Inquinamento e alghe aliene causano tumori letali alle tartarughe

Una ricerca che potrebbe avere importanti ricadute anche per gli uomini

[17 ottobre 2014]

Un team di scienziati di Duke University, National Oceanic and Atmospheric dministration (Noaa) ed università delle Hawaii ha scoperto che l’inquinamento sta causando tumori letali nella popolazione di tartarughe verdi (Chelonia mydas) in via di estinzione delle isole Hawaii.

Lo studio “Eutrophication and the dietary promotion of sea turtle tumors“, pubblicato su PeerJ, afferma che gli alti livelli di azoto provenienti dai reflui urbani ed agricoli hanno avvelenato le alghe delle quali si nutrono le tartarughe marine,  causando tumori mortali che si sviluppano sulle pinne, sugli occhi e gli organi interni di questi rettili marini.

Secondo Kyle Van Houtan, della Nicholas school of the environment della Duke,  la malattia tumorale che forma i fibropapillomi è la principale causa nota di morte di tartarughe verdi, ma il team di ricerca ha scoperto che i tumori sono più  frequenti nelle aree con alti livelli di deflusso di azoto, confermando la teoria che siano le alghe con un alto contenuto di azoto a causare la malattia. «Stiamo tracciando linee rette tra gli  apporti di nutrienti umane e l’ecosistema barriera corallina e su come questo influisce sulla la fauna selvatica», ha detto Van Houtan, che lavora anche per il Turtle Research Program della Noaa.
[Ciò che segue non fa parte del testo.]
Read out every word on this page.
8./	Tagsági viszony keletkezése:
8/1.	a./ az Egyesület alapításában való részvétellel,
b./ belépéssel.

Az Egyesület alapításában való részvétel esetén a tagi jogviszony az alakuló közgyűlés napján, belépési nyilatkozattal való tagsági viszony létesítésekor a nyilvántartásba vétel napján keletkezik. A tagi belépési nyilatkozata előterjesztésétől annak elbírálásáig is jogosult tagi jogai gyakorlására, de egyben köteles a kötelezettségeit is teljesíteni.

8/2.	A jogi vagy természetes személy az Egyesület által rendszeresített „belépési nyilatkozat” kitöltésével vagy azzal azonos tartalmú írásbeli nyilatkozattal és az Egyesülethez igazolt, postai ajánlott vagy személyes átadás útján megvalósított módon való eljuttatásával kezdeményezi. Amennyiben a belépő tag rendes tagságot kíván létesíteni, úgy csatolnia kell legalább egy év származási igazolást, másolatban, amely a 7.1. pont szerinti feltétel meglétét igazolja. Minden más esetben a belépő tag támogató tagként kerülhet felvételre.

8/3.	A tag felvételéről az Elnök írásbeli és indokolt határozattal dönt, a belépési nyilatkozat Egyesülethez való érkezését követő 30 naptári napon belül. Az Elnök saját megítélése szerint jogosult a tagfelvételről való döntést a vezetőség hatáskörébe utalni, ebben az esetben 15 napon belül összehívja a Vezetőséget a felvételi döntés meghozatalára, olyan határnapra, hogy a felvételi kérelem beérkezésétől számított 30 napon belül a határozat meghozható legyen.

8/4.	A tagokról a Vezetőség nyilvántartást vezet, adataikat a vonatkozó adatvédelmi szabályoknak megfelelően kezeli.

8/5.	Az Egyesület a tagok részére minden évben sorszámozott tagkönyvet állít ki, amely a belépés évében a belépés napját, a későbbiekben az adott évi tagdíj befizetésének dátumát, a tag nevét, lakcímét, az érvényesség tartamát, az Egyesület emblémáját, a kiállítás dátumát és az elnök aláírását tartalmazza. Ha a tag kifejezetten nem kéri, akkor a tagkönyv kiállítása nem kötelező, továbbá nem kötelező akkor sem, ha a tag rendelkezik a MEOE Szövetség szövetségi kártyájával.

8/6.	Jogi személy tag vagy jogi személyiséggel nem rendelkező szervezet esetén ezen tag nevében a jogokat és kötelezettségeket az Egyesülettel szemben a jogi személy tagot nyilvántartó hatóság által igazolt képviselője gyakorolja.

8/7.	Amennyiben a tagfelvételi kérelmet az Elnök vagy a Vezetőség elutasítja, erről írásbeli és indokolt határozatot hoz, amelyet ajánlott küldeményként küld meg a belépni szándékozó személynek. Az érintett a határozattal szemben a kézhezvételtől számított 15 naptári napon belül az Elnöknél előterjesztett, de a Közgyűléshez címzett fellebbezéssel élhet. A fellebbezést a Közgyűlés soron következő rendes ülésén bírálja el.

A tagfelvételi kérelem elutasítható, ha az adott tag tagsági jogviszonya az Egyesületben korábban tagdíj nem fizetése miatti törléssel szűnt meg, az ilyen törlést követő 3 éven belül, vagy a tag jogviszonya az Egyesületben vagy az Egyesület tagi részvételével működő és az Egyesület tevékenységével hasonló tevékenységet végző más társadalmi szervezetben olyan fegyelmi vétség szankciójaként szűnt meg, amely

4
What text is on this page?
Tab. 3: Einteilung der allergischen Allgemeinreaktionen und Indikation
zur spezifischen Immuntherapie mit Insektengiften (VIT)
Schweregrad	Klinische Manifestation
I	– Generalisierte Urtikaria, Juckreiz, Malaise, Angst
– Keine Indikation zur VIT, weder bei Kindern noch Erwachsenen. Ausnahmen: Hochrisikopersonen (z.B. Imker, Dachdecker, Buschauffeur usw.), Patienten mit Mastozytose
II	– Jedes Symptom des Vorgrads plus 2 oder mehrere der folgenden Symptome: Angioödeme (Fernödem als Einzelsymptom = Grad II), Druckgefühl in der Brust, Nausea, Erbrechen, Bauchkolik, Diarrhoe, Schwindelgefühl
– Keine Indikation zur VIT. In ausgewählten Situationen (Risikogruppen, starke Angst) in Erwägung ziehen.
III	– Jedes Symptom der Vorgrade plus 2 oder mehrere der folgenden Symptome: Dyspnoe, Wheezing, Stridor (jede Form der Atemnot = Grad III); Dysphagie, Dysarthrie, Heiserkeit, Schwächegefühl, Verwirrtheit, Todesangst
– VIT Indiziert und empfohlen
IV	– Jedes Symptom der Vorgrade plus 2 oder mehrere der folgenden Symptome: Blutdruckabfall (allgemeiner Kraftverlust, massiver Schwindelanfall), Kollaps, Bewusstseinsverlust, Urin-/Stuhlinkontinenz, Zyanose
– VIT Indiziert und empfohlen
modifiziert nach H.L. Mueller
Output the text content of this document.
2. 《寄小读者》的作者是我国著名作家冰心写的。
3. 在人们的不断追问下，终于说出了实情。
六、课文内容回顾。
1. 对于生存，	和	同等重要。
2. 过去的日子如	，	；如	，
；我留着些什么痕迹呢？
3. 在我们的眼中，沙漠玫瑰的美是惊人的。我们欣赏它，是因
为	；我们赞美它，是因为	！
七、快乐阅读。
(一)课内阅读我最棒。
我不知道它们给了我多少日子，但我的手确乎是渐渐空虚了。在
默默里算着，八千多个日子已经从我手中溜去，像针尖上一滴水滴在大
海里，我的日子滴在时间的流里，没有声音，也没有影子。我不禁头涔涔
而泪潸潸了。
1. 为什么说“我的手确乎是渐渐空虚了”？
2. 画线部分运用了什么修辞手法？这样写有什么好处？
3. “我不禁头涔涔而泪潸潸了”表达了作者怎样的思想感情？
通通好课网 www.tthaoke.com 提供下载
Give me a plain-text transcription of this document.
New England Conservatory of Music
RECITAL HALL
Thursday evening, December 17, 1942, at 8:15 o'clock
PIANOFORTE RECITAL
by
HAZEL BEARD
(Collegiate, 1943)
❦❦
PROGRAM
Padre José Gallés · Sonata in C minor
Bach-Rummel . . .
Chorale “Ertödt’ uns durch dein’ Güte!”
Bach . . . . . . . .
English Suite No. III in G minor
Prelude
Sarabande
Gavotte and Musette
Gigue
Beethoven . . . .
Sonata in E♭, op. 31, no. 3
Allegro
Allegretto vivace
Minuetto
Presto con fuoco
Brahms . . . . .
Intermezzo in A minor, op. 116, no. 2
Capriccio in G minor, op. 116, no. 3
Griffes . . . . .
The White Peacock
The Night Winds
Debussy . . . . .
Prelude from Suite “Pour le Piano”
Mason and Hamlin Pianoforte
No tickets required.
Il team ha studiato come le alghe immagazzinano l’azoto tramite un aminoacido chiamato arginina ed hanno scoperto che livelli insolitamente elevati di arginina sono presenti sia nelle alghe altamente inquinate che nei tumori delle tartarughe malate. Invece «I livelli di Arginina nelle alghe nelle acque meno inquinate e nei tessuti non tumorali erano relativamente bassi». E’ soprattutto una specie di alga rossa non autoctona, la musciformis Hypnea, ad avere livelli particolarmente alti di arginina rispetto ad altre specie campionate. Hypnea è  una specie invasiva e prospera nelle acque ricche di azoto a causa dell’inquinamento da nutrienti.

Il team statunitense ha così scoperto che le tartarughe verdi avevano assunto 14 volte più arginina di quanto ne avrebbero nel loro corpo se mangiassero specie di alghe autoctone in acque meno inquinate. Ma la cosa ancora peggiore è che le tartarughe marine devono mangiare una quantità doppia di alghe “aliene”   per ottenere la stessa quantità di calorie che assumerebbero mangiando alghe autoctone.

Lo studio sottolinea che «Il contenuto energetico e di arginina (delle alghe) può quindi agire come una sorta di pugni  uno-due per la promozione di questa malattia. E non sono solo le tartarughe verdi, ma anche i pesci e le barriere coralline ad avere malattie simili in questi luoghi».

Si pensa che l’arginina favorisca un virus che porta alla malattia che forma i tumori. «Se questa malattia è una macchina, l’arginina suo carburante –  ha detto Van Houtan – Senza di lei, il virus non può funzionare. Non è ancora chiaro come il virus causi i  tumori». L’arginina è solo una delle molecole che i  ricercatori hanno trovato nei  tumori delle tartarughe verdi  ed hanno anche scoperto elevati  livelli elevati di aminoacidi comuni nei tumori umani, come prolina e glicina.

La misurazione degli aminoacidi nei tumori dei rettili marini ha permesso ai ricercatori di comprendere meglio come si formano e sviluppano i tumori e Van Houtan  ha evidenziato che «Simili analisi degli  amminoacidi possono anche essere utili per capire tumori umani. Una caratteristica dei tumori cancerosi è che  ri-programmano le l loro cellule ospiti e cambiano il loro metabolismo. I nostri risultati sono simili».

Questa ricerca potrebbe aiutare gli scienziati a capire meglio come proteggere non solo le tartarughe marine, ma anche altre piante e animali che si trovano ad affrontare minacce simili dell’inquinamento marino. Van Houtan che spera che la ricerca futura su questo problema possa dare informazioni alla gestione ambientale dei sistemi delle barriere coralline nel loro complesso: «Se la ricerca continuerà a sostenere questa ipotesi, dovremo probabilmente riconsiderare i nostri attuali modi di gestione dei nutrienti costiere».